Aberdeen, UK & Los Angeles, CA, USA - Health-related quality of life measures can provide useful information to decision makers involved in health care resource allocation. These decision makers are concerned with the planning of health care services and are often interested in how they can most efficiently use the resources available to them. Many health-related quality of life measures provide multiple scores (“profiles”) but decision makers need a single preference-based score for economic evaluation. Methods exist for estimating preference-based scores from profile measures to support cost effectiveness analysis. In the UK, the National Institute for Health and Care Excellence (NICE) has produced guidelines for how to undertake such mapping approaches.

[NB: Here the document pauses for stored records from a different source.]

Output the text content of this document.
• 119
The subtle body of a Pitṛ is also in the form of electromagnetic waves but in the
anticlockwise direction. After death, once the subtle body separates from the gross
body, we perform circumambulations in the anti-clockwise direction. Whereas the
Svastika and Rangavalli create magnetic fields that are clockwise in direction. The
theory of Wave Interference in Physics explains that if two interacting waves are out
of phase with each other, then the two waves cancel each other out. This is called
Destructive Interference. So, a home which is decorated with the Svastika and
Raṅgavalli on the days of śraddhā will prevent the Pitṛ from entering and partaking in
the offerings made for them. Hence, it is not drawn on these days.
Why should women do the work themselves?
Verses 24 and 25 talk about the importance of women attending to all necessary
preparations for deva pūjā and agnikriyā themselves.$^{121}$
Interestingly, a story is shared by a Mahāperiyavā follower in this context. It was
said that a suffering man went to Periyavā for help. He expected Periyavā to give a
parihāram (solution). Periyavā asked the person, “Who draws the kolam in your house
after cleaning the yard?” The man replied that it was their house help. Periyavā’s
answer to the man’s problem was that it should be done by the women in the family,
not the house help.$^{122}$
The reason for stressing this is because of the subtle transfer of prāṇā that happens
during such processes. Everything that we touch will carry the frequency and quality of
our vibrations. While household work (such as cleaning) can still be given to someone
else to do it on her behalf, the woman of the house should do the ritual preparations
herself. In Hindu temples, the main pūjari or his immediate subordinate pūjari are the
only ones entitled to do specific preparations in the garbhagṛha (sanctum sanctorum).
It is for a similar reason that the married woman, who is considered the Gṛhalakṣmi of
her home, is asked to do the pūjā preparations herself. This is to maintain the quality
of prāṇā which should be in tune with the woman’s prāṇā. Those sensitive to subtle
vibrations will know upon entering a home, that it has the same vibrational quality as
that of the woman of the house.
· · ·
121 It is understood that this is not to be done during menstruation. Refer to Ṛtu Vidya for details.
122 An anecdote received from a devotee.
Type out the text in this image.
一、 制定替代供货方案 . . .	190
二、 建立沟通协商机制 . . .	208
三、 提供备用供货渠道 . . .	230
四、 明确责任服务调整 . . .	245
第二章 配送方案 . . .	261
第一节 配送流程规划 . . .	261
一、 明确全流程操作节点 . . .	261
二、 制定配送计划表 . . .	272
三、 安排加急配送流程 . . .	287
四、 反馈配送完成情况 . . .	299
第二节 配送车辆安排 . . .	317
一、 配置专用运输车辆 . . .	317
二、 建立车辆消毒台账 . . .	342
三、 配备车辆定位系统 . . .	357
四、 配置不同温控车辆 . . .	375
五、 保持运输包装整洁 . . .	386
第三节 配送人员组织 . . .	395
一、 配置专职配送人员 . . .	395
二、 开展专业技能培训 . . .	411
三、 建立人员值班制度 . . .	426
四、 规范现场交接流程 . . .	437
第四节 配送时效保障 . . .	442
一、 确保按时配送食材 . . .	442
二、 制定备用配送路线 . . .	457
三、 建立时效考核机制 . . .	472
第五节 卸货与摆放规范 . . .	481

Regression models are frequently used in which health-related quality of life profile scores are used to predict a single index preference score. In the study, “
Should Linking Replace Regression When Mapping from Profile-Based Measures to Preference-Based Measures?” researchers from the Norwegian University of Science and Technology and the University of California at Los Angeles, noted that one particular problem with existing statistical approaches is the fact that “true” scores are actually closer to the mean than observed scores because of random variation (regression to the mean).
The researchers then proposed an alternative approach to establishing mapping functions that avoids this problem. A non-parametric variant of linear scale-aligning was proposed to ensure that the predicted scores are the same number of standard deviations above or below the mean as the predictor variable (x-scores).
Dr. Peter Fayers, PhD, from the
Institute of Applied Health Sciences at the University of Aberdeen, UK, and lead author on the study states, “We recommend the use of parametric linking functions or equipercentile methods to estimate preference-based scores from profile measures. These alternatives avoid the problems of existing methods and offer us a whole new way to address gaps in the evidence base for decision makers.”